Africa CEO Forum à Kigali : les freins au commerce intra-africain remis au centre

Lors de l’Africa CEO Forum organisé à Kigali les 14 et 15 mai, la montée des tensions au Moyen-Orient a remis au premier plan la dépendance des économies africaines aux chocs extérieurs. Depuis début mars 2026, la hausse des prix du pétrole, des matières premières et du transport pèse sur l’activité économique du continent.

Dans ce contexte, le commerce intra-africain devrait atteindre 230 milliards de dollars en 2026, tout en restant en dessous de 20% des échanges globaux de l’Afrique, selon les chiffres cités à Kigali par des intervenants du forum, des données également relayées par RFI Afrique (Bakary Séga Bathily). Ndiamé Diop, vice-président de la Banque mondiale pour l’Afrique orientale et australe, a défendu l’intégration régionale comme levier d’échelle, d’investissement, de production et d’emplois, avec un effet direct sur la capacité du continent à absorber les chocs extérieurs. En avril 2026, le président Bassirou Diomaye Faye avait lui aussi appelé à accélérer l’intégration économique africaine à travers la ZLECAf, en insistant sur la circulation des biens et des services.

La Zone de libre-échange continentale africaine reste toutefois ralentie par plusieurs obstacles déjà identifiés : logistique insuffisante, manque d’infrastructures et règles différentes d’un État à l’autre. À Kigali, Éric Akoute, directeur de l’APIex du Bénin, a mis en avant des réponses locales fondées sur le co-investissement et le partage d’expérience entre agences publiques de promotion des investissements. Il a cité un protocole d’accord signé avec le CEPICI de Côte d’Ivoire, dans une logique de mutualisation des compétences. En mars 2026, le Kenya et le Rwanda ont aussi signé un accord pour harmoniser leurs services de paiement transfrontaliers, avec reconnaissance mutuelle des licences pour les prestataires concernés.

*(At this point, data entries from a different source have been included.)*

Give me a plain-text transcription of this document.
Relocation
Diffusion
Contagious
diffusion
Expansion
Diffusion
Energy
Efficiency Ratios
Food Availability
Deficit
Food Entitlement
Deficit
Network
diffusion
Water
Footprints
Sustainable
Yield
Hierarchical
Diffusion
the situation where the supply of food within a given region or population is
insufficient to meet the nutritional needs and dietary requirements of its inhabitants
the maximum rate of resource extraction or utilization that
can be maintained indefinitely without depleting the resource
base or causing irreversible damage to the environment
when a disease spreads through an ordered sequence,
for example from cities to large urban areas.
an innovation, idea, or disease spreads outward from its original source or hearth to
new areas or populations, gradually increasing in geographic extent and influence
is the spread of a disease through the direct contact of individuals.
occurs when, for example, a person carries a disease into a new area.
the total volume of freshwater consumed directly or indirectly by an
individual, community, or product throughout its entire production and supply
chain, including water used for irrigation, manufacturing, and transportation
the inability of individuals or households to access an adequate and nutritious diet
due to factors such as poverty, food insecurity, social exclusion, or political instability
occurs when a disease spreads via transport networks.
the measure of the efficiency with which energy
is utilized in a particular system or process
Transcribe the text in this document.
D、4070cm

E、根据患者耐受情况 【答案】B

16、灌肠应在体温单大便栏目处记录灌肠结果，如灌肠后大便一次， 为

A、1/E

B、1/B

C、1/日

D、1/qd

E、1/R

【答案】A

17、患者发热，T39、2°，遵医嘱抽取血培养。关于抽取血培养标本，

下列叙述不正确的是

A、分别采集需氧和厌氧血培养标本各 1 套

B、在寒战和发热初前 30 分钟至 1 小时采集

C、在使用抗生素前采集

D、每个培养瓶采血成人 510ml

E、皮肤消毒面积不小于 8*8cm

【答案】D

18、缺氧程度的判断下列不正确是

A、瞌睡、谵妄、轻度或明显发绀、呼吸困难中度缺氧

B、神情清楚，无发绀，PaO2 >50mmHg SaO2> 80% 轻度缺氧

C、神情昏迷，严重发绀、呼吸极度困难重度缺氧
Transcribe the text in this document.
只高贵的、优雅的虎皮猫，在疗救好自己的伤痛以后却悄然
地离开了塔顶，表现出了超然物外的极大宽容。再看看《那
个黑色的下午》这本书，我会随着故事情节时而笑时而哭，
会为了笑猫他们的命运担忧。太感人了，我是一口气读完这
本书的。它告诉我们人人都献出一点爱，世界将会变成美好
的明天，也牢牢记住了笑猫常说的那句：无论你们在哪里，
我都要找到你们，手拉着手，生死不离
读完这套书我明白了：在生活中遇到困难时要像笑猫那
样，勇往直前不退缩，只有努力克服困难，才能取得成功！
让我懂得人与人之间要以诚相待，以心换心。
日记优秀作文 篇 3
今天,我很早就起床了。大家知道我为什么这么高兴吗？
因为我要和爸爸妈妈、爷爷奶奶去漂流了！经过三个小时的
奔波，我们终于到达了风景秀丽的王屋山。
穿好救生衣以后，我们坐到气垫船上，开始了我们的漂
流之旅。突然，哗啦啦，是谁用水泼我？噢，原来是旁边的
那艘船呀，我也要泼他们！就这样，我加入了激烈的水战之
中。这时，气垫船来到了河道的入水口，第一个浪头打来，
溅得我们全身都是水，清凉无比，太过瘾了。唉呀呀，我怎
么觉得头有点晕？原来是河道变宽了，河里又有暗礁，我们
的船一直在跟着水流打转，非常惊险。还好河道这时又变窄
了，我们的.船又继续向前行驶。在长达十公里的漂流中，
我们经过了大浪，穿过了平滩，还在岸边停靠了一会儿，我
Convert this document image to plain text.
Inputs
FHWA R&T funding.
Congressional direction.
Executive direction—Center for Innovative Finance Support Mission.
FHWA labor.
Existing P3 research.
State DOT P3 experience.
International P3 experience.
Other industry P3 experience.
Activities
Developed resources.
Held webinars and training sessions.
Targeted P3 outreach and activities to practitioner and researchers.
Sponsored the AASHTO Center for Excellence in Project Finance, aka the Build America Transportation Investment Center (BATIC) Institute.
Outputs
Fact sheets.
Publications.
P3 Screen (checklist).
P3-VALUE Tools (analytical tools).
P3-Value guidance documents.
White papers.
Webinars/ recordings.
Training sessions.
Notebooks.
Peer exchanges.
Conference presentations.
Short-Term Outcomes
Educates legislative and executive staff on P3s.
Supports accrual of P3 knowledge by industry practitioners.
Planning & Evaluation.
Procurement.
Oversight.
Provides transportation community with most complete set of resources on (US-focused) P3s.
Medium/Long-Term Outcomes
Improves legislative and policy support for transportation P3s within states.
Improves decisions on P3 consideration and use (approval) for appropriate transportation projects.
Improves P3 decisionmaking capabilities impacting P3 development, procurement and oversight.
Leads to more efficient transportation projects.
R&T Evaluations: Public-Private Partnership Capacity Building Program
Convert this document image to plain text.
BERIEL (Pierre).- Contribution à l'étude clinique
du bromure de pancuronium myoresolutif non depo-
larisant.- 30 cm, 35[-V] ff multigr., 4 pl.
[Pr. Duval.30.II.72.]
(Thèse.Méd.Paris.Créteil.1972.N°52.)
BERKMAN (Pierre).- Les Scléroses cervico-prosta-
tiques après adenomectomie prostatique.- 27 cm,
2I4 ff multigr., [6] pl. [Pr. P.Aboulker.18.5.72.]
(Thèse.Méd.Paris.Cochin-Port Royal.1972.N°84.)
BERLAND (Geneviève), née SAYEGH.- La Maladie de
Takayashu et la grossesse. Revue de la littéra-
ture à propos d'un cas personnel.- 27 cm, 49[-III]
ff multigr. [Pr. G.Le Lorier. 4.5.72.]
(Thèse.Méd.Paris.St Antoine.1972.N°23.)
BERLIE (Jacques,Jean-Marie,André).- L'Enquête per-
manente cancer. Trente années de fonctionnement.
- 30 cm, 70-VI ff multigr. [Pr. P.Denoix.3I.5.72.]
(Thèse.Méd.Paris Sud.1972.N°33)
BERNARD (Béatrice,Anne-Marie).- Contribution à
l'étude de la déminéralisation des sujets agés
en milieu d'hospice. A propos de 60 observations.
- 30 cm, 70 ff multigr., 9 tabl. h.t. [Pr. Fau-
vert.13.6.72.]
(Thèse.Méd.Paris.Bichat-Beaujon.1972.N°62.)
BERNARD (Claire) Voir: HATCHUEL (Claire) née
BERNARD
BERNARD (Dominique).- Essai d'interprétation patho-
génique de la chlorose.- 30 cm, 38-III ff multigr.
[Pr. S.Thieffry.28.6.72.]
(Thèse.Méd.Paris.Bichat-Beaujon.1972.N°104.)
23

La transformation locale des matières premières a également été présentée comme une réponse directe aux chocs actuels. Bakary Séga Bathily, directeur général de l’APIX-S.A, a évoqué un traité signé avec la Sierra Leone autour de ressources complémentaires : le Sénégal pour le gaz, la Sierra Leone pour le minerai de fer. L’objectif avancé est de transformer ces ressources dans l’un des deux pays plutôt que de les exporter à l’état brut. À l’Africa CEO Forum 2026, l’APIX-S.A représentait le Sénégal avec une délégation conduite par Bakary Séga Bathily.

Le financement des infrastructures reste un autre point de blocage. Thierry Hebraud, PDG de la Banque commerciale de Maurice, a affirmé que les banques africaines ne disposent pas de la capacité nécessaire pour prêter en dollars sur des durées de 10 à 15 ans. Il a aussi plaidé pour la dédollarisation des transferts monétaires intra-africains afin de réduire les frais de change.